The Age of Entitlement is the single most important book written about contemporary affairs in the last 30 years. The biggest threats coming to America today are changes in our culture that lead people to abandon, often without realizing it, the fundamental precepts that have long guided our country. The rise of identity politics and group rights are phenomena that lead to the erasure of individual liberty, personal responsibility, and social trust. Caldwell demonstrates the way that unelected institutional leaders coopted the Civil Rights Act and have used it to create a new regime of lawmaking that has replaced our U.S. Constitution. It’s hard to imagine that bakers are being forced to make cakes for things in conflict with their religion and personal beliefs, but this is the sad reality of our country today. The only way to save our country and return to the founders’ vision of individual freedom and well-ordered liberty is to roll back the administrative state and a line of anti-democratic Supreme Court cases that have eroded our fundamental rights.

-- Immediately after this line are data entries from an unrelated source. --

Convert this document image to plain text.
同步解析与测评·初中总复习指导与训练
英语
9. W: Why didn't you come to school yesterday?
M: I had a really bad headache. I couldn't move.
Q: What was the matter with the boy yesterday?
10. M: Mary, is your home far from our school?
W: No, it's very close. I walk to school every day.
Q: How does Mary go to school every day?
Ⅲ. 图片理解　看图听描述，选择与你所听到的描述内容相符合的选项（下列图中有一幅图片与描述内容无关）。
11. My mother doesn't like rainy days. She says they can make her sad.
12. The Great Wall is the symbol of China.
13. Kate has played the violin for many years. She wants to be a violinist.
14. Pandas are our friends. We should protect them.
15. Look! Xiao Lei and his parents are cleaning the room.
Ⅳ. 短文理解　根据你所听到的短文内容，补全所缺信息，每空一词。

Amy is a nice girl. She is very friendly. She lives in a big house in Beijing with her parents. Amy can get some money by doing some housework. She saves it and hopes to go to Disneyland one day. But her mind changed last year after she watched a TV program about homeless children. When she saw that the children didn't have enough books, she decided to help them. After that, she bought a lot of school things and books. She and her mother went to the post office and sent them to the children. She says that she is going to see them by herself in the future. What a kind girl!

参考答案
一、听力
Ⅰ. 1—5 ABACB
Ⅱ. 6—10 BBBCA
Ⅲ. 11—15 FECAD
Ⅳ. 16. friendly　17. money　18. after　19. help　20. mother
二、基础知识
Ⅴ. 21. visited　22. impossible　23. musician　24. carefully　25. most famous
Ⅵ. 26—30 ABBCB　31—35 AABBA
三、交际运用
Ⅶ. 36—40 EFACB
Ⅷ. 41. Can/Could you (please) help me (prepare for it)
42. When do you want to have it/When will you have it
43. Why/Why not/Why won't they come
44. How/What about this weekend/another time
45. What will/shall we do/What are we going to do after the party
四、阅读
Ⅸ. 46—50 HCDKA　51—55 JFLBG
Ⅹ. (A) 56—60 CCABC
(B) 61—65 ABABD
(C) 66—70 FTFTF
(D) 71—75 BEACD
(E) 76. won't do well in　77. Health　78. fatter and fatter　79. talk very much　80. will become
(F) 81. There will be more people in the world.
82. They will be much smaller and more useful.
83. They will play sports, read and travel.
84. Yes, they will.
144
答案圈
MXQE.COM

The Closing of the American Mind by Allan Bloom

Thirty-four years after its publishing date in 1987, The Closing of the American Mind remains the best summary and definitive statement of the havoc and carnage that the New Left has wreaked on our nation since its inception in American higher education. From the university, the New Left began a project to reform all of society by indoctrinating a generation of students with radical cultural relativism and an intolerance for any traditional American certitude. The book is also a preliminary look into the views of Leo Strauss and his important questions regarding modern liberalism. The abandonment of the quest for objective truth and a good society has led to disastrous results.

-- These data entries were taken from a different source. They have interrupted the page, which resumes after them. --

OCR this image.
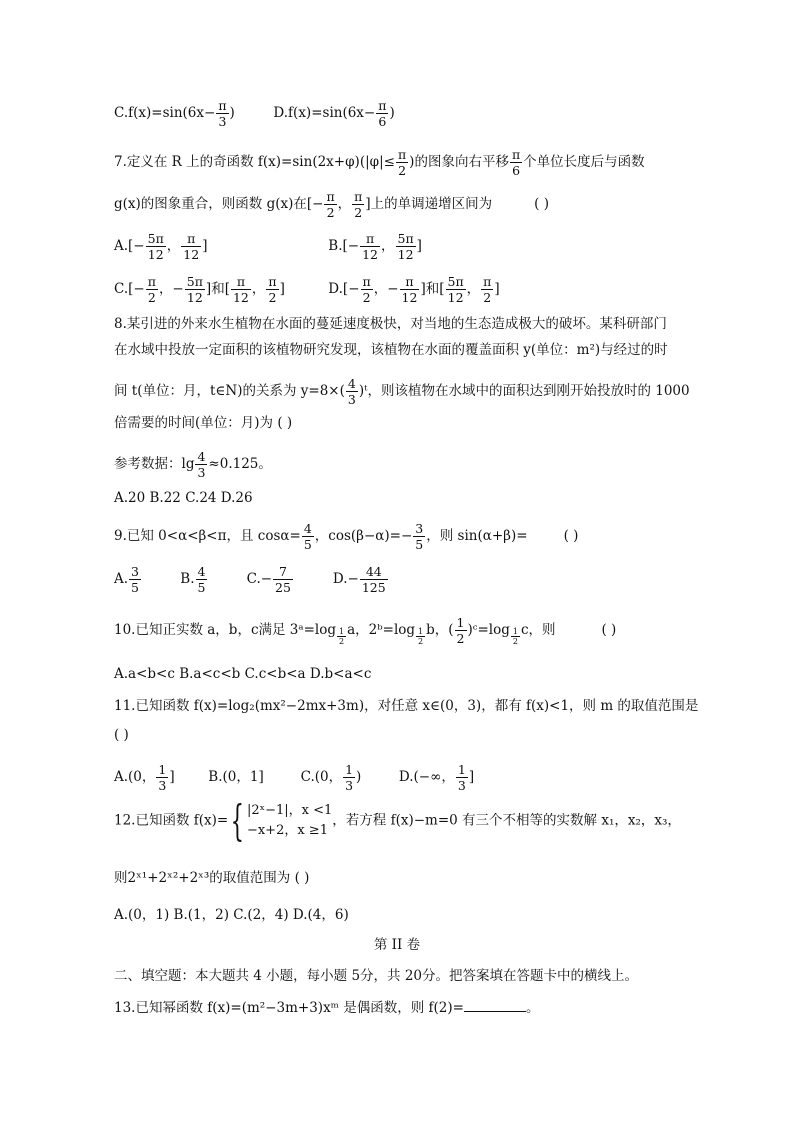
$C.f(x)=\sin(6x- \frac{\pi}{3}$ )	$D.f(x)=\sin(6x- \frac{\pi}{6}$ )
7.定义在 R 上的奇函数 $f(x)=\sin(2x+\varphi)(|\varphi|\le \frac{\pi}{2}$ )的图象向右平移 $\frac{\pi}{6}$ 个单位长度后与函数
g(x)的图象重合，则函数 g(x)在[− $\frac{\pi}{2}$ ， $\frac{\pi}{2}$ ]上的单调递增区间为	( )
$A.[- \frac{5\pi}{12}$ ， $\frac{\pi}{12}$ ]	$B.[- \frac{\pi}{12}$ ， $\frac{5\pi}{12}$ ]
$C.[- \frac{\pi}{2}$ ，− $\frac{5\pi}{12}$ ]和[ $\frac{\pi}{12}$ ， $\frac{\pi}{2}$ ]	$D.[- \frac{\pi}{2}$ ，− $\frac{\pi}{12}$ ]和[ $\frac{5\pi}{12}$ ， $\frac{\pi}{2}$ ]
8.某引进的外来水生植物在水面的蔓延速度极快，对当地的生态造成极大的破坏。某科研部门
在水域中投放一定面积的该植物研究发现，该植物在水面的覆盖面积 y(单位：m²)与经过的时
间 t(单位：月，t∈N)的关系为 $y=8\times( \frac{4}{3}$ )ᵗ，则该植物在水域中的面积达到刚开始投放时的 1000
倍需要的时间(单位：月)为 ( )
参考数据：$\lg \frac{4}{3} \approx 0.125$。
A.20 B.22 C.24 D.26
9.已知 0<α<β<π，且 $\cos\alpha= \frac{4}{5}$ ，$\cos(\beta-\alpha)=- \frac{3}{5}$ ，则 sin(α+β)=	( )
A. $\frac{3}{5}$	B. $\frac{4}{5}$	$C.- \frac{7}{25}$	$D.- \frac{44}{125}$
10.已知正实数 a，b，c满足 3ᵃ=log $\frac{1}{2}$ a，2ᵇ=log $\frac{1}{2}$ b，( $\frac{1}{2}$ )ᶜ=log $\frac{1}{2}$ c，则	( )
A.a<b<c B.a<c<b C.c<b<a D.b<a<c
11.已知函数 f(x)=log₂(mx²−2mx+3m)，对任意 x∈(0，3)，都有 f(x)<1，则 m 的取值范围是
( )
A.(0， $\frac{1}{3}$ ] B.(0，1]	C.(0， $\frac{1}{3}$ )	D.(−∞， $\frac{1}{3}$ ]
12.已知函数 f(x)={ |2ˣ−1|，x <1
−x+2，x ≥1
，若方程 f(x)−m=0 有三个不相等的实数解 x₁，x₂，x₃，
则2ˣ¹+2ˣ²+2ˣ³的取值范围为 ( )
A.(0，1) B.(1，2) C.(2，4) D.(4，6)
第 II 卷
二、填空题：本大题共 4 小题，每小题 5分，共 20分。把答案填在答题卡中的横线上。
13.已知幂函数 f(x)=(m²−3m+3)xᵐ 是偶函数，则 f(2)=	。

A Conflict of Visions by Thomas Sowell

Written the same year as The Closing of The American Mind, A Conflict of Visions is the single best explanation of our current ideological divide. In the last 200 years, Western Civilization has been divided between those who believe in a constrained vision of human nature and those who believe in an unconstrained vision—essentially, whether man is fundamentally good or fundamentally sinful. The unconstrained vision believes that all that matters to help man flourish is building and modifying institutions: government, higher education, etc. Those with a constrained vision believe that human nature is fundamentally self-interested and institutions should be built in a way to protect humanity from destroying itself, which is the reason the U.S. Constitution has a Bill of Rights and the reason the Constitution protects the American individual from facing the tyranny of a larger group. Instead of arguing about policy and shouting at each other on Twitter, we should be having a deeper discussion about the soul of man, whether man is fundamentally good or evil, and the resulting implications of those respective beliefs for our society. The left has warped people to believe that human institutions are what can “save” people, while our Founders believed that protecting personal liberty is the essential reason for our country’s formation.

The Stakes by Michael Anton

The radical left has placed previously-unquestioned human concepts in their crosshairs: gender, borders, capitalism, rule of law, American sovereignty, medical freedom, personal responsibility, and even truth itself. They want to end the conversation on all these topics and are using whatever means possible to silence and deplatform anyone that objects. The Stakes is the best analysis of where we have come from over the last 70 years and where we are headed if things continue. After World War II, California was the middle-class paradise: growing home ownership, pro-small business, and a strong quality of life. It all came crashing down by the end of the 20th century, destroyed by anti-middle-class policies, plagued by identity politics, and suffering from illegal immigration. The Stakes shows how California’s slide is a cautionary tale for our country if we don’t stop this. Anton also engages in the important task of discussing where conservatives should go next if we want to save this country from a further slide into tyranny and the destruction of our American way of life. If the left is successful in shutting down debate on these fundamental human concepts, we simply will not have a country.

Saving our country is going to require creative thinking and bold ideas, and these books help assist in that endeavor. Too often, we are focused on the battle, and not the larger war. Conservatives should take a step back and think about the broader forces at play.

Anthony Sabatini is a member of the Florida House of Representatives and a candidate for Florida’s 7th Congressional District.